Im Jahr 1968 wurde dann eine Judo- und eine Karategruppe im Gemeindehaus Heidelberg gegründet. Maike Hamman, eine Tochter von Baldur Stoltenberg, berichtet, dass später auch noch einige Brüder und Schwestern aus der Gemeinde Mannheim und mehrere Nichtmitglieder, Freunde der Teilnehmer, dazustießen. Darunter waren viele Jugendliche und auch jüngere Mädchen, beispielsweise Stoltenbergs andere Tochter, Sabine. Der älteste Teilnehmer war 65 Jahre alt. Einmal pro Woche wurde trainiert, und als erfahrener Judotrainer und Träger des 1. DAN nahm Stoltenberg auch die erforderlichen Gurt-Prüfungen ab.

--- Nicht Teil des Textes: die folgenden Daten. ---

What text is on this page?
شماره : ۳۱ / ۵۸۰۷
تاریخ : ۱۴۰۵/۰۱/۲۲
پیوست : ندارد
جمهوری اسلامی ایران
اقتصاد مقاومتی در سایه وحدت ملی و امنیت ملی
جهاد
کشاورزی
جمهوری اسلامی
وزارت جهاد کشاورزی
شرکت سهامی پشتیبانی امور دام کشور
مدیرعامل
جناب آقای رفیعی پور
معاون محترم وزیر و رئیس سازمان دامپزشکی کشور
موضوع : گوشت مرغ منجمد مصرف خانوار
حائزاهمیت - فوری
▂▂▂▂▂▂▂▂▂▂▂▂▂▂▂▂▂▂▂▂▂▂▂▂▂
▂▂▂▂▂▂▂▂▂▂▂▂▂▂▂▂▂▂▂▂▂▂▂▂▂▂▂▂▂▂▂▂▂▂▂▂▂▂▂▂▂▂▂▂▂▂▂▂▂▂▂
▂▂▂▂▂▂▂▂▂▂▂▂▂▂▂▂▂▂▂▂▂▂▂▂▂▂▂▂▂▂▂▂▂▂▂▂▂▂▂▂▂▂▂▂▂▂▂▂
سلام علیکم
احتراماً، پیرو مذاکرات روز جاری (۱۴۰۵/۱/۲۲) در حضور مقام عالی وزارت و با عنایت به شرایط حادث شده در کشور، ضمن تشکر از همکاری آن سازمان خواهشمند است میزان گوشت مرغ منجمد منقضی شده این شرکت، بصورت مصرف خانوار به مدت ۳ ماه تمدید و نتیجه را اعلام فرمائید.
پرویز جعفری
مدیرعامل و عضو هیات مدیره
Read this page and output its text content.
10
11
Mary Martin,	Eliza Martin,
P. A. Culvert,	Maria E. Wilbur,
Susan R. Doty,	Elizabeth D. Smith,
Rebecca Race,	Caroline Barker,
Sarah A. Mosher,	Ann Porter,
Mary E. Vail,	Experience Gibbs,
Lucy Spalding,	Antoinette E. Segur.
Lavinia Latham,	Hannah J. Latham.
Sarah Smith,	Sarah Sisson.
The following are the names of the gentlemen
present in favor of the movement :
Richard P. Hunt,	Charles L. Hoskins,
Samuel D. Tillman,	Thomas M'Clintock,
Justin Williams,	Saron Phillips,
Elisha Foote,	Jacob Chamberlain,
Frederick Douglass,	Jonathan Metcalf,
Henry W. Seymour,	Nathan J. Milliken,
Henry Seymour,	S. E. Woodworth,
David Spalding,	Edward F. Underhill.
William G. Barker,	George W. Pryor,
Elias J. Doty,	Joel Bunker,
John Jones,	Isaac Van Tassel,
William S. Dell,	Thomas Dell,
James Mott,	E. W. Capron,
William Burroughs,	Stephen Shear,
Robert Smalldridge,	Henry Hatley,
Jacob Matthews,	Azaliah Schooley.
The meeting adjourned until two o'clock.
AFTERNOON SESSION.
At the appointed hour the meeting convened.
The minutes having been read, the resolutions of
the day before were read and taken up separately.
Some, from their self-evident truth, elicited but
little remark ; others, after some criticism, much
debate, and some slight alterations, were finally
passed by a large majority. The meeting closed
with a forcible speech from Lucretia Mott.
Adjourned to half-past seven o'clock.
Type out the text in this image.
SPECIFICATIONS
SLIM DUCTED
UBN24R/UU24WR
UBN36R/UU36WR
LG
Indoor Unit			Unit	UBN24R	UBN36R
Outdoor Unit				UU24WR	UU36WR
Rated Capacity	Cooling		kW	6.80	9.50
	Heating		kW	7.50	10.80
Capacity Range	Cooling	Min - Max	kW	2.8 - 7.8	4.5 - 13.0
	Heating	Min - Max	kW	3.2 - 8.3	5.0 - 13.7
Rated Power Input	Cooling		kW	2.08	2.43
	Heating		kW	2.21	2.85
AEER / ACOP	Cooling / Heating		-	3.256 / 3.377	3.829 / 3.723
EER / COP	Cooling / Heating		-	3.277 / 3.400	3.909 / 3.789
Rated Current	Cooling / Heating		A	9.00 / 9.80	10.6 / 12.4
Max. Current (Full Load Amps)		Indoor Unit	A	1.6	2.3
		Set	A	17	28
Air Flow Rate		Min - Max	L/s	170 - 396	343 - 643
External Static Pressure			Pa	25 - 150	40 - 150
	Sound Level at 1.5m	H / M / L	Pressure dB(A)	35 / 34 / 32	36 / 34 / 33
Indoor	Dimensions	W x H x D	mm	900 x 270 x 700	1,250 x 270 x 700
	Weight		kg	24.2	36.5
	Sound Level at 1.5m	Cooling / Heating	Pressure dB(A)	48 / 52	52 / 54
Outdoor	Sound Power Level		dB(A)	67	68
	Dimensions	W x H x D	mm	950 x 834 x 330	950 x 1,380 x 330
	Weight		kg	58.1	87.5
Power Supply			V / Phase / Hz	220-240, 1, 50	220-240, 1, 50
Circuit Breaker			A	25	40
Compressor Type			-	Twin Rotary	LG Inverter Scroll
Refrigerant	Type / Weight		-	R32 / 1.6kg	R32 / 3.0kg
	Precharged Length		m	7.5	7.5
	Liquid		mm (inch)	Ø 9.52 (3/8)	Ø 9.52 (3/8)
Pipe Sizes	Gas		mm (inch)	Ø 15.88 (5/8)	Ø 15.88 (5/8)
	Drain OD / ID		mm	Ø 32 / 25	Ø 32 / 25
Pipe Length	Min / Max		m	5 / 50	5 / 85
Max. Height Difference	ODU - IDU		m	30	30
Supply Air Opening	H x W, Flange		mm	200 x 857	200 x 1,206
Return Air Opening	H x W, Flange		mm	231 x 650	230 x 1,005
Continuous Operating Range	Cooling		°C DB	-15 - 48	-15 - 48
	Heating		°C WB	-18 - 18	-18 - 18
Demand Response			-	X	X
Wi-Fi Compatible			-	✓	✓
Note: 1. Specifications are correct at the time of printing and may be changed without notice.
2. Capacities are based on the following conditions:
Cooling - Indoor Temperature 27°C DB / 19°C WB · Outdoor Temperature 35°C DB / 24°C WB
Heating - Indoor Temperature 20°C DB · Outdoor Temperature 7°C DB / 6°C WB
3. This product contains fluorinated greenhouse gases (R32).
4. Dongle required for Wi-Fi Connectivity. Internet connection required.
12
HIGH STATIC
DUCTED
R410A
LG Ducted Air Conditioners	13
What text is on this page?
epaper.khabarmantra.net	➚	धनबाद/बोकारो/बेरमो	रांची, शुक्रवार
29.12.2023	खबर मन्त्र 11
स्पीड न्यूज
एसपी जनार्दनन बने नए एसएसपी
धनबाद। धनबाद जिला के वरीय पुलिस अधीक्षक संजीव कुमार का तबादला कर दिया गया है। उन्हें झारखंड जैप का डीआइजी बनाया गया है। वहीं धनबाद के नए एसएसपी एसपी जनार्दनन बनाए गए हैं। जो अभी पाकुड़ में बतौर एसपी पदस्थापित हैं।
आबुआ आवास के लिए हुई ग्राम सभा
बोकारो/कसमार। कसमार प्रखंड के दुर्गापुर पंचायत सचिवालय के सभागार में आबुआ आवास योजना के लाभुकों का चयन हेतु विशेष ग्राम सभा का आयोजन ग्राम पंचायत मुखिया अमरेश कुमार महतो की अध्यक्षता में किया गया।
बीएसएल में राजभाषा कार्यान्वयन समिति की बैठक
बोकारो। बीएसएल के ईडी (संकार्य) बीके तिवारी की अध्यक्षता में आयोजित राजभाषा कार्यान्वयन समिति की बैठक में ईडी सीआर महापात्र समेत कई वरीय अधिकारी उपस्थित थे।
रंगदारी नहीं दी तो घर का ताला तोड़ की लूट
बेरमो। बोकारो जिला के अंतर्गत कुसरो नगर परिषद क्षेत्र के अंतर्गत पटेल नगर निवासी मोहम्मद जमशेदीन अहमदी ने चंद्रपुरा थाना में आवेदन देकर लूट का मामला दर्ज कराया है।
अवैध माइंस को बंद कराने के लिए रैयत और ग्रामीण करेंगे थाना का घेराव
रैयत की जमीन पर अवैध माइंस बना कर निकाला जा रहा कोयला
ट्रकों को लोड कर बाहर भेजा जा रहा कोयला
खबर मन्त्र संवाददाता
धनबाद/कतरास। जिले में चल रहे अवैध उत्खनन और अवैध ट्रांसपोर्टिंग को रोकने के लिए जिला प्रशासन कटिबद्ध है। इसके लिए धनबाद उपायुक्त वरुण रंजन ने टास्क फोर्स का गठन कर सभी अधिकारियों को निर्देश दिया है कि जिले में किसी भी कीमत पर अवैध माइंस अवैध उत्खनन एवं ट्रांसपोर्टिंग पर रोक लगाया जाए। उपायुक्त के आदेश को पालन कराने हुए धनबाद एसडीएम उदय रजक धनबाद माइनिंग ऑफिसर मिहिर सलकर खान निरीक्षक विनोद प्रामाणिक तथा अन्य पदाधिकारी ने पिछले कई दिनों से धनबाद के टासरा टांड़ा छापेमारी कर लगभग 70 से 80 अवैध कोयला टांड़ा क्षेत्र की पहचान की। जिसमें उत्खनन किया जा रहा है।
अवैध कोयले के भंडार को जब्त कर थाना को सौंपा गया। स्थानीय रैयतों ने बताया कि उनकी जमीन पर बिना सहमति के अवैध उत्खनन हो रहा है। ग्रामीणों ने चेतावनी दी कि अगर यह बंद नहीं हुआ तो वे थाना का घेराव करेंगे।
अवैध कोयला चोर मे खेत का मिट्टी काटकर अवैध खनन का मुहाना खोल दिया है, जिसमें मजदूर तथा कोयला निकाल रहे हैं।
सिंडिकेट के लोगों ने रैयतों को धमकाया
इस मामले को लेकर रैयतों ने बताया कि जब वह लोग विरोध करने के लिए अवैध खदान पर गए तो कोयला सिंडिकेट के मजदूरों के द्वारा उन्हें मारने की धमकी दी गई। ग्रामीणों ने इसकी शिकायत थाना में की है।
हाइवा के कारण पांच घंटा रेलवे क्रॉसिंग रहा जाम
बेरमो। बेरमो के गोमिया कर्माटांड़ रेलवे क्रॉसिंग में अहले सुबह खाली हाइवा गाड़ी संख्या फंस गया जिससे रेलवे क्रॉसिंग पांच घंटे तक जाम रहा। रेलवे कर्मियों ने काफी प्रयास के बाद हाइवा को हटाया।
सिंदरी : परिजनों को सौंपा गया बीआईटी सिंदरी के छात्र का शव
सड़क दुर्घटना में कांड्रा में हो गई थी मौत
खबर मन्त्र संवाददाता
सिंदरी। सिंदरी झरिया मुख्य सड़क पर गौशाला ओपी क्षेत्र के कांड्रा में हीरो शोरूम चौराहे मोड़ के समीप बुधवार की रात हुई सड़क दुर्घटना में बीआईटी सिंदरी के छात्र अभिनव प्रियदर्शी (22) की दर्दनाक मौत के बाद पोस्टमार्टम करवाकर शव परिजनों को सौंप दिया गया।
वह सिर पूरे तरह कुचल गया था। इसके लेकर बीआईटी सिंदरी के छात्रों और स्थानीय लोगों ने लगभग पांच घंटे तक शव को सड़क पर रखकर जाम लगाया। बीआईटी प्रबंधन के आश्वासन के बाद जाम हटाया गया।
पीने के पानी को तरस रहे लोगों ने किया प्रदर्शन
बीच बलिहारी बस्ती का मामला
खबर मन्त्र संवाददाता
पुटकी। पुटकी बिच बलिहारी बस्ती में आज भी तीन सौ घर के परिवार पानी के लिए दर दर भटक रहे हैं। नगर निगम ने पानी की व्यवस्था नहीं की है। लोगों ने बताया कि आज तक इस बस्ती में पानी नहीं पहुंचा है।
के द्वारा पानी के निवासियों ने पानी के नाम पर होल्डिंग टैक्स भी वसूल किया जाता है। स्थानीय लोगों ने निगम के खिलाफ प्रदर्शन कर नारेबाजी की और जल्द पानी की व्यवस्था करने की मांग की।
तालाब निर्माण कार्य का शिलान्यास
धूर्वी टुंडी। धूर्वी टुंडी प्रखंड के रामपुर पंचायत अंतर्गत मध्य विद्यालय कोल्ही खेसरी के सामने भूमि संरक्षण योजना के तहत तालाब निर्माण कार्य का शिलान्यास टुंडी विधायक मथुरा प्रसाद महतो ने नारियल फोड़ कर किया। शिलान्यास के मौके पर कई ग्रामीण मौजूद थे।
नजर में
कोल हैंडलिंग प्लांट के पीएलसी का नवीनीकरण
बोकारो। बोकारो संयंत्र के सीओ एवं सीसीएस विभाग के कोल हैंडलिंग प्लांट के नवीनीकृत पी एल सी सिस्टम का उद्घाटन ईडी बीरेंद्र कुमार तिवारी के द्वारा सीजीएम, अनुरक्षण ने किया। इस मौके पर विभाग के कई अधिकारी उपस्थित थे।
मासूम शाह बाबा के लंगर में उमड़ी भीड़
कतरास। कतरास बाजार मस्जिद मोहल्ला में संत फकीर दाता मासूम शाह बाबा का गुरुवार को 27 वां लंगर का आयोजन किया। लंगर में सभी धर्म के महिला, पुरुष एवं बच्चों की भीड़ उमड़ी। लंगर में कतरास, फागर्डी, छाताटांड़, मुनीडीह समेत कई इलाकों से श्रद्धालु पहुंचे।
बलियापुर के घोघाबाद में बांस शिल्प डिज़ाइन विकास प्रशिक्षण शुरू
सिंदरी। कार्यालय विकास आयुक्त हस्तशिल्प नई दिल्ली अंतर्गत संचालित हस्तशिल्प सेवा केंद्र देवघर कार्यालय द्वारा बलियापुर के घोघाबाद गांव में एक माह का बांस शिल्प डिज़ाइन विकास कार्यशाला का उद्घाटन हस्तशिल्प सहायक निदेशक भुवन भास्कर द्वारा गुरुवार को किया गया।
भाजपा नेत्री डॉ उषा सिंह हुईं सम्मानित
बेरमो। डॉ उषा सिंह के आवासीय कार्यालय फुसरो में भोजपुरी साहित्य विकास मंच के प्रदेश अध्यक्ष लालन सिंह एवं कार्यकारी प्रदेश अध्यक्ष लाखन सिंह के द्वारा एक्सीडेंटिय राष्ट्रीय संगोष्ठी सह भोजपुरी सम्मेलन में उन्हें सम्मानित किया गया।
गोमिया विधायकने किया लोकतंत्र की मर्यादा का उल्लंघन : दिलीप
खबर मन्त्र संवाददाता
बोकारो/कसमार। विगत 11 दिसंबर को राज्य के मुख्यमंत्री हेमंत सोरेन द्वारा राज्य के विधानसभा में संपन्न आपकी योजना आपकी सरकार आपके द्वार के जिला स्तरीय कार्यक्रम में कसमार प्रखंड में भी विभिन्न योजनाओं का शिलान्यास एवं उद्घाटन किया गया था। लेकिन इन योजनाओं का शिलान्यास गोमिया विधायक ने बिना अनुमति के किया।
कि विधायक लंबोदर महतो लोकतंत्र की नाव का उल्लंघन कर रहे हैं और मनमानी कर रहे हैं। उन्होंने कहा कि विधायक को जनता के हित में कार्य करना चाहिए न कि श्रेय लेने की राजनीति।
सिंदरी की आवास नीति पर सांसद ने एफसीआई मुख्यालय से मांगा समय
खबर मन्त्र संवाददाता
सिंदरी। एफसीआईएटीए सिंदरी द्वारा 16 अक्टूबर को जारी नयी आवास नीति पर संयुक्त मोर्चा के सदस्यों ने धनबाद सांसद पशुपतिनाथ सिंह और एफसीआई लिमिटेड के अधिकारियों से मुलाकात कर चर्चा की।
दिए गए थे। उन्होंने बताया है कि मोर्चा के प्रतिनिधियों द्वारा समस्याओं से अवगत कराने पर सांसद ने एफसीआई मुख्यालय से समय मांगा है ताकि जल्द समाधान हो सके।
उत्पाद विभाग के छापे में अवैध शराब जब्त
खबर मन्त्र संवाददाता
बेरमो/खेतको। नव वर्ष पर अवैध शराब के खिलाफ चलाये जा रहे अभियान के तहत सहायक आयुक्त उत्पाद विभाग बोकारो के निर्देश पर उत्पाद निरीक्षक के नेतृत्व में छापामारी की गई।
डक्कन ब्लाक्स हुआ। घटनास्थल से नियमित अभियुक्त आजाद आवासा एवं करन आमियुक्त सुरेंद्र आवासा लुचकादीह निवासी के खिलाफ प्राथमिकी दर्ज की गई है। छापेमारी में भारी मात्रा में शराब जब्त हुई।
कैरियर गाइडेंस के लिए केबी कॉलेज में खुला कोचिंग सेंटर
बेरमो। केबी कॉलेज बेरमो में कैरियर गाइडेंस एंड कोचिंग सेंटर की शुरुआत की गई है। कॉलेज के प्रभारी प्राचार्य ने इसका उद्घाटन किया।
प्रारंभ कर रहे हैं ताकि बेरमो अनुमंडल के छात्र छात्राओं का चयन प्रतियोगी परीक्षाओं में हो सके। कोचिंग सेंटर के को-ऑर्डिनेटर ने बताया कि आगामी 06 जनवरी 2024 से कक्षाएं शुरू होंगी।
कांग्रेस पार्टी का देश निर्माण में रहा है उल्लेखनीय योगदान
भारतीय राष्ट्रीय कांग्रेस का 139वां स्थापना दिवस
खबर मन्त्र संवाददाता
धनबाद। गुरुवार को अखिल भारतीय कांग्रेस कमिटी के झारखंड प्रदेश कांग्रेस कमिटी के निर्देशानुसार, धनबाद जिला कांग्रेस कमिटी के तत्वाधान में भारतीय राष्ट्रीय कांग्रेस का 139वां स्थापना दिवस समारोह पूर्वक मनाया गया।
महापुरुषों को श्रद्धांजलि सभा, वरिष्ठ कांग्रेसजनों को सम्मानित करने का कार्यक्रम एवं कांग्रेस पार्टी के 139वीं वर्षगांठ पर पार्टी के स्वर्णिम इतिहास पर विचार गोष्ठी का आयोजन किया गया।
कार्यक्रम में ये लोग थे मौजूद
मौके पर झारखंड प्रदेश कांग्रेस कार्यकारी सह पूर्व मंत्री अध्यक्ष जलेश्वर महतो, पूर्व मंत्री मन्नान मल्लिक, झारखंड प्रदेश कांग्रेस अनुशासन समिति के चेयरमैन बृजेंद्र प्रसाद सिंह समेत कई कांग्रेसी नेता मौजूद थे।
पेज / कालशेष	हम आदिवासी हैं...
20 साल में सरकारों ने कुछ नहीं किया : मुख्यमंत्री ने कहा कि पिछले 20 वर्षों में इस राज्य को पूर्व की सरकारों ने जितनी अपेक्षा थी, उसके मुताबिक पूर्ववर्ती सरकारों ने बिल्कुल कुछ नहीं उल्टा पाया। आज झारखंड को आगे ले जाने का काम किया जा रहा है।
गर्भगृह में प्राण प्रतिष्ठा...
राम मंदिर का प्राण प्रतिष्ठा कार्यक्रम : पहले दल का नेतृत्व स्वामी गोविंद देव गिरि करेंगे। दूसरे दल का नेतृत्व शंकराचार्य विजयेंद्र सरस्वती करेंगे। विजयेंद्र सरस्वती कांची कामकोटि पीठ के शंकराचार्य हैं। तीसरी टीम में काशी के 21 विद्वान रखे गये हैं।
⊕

Frank Heckmann, der damals als Jugendlicher teilnahm (und heute als Missionspräsident in der Spanien-Mission Barcelona dient), erzählt in einem Interview, dass das Gemeindehaus in Heidelberg ohne die heute übliche Kulturhalle gebaut worden war und man dort daher kein Volleyball oder Basketball spielen konnte. Stattdessen nutzte man für das Judo- und Karatetraining den Kellerraum, in dessen Boden das Taufbecken der Gemeinde eingelassen war. Die für das Judo- und Karatetraining benötigten dicken Matten wurden einfach auf den Boden dieses Kellerraums über die Abdeckung des Taufbeckens gelegt. Und Wilfried Vogt, Gemeinde-Geschichtsschreiber der Gemeinde Heidelberg, ergänzt, dass man damals eigens einen Schrank im Kellerraum einbaute, um die Matten dort nach dem Training zu verstauen. Er berichtet, dass das Training ihm Sicherheit und Selbstvertrauen gegeben habe, sich gegen Angriffe Dritter wehren zu können, und dass er dadurch auch Körperbeherrschung und Disziplin gelernt habe. Stoltenbergs Tochter Maike Hamman fasst es so zusammen: Für die Jugendlichen und jungen Erwachsenen aus den Gemeinden Heidelberg und Mannheim und ihre Nichtmitglieder-Freunde ist dieses wöchentliche Training eine ausgezeichnete Gelegenheit zur Integrations- und Missionsarbeit gewesen und einfach eine reine Freude.

Bei der Gründung des Pfahles Mannheim am 7. Februar 1982 wurde Baldur Stoltenberg als erster Pfahlpräsident des neuen Pfahles berufen. Bis zum 22. September 1991 diente er in dieser Berufung.

Am 19. April 2023 verstarb er nach kurzer Krankheit. Wir gedenken seiner in großer Dankbarkeit und Hochachtung.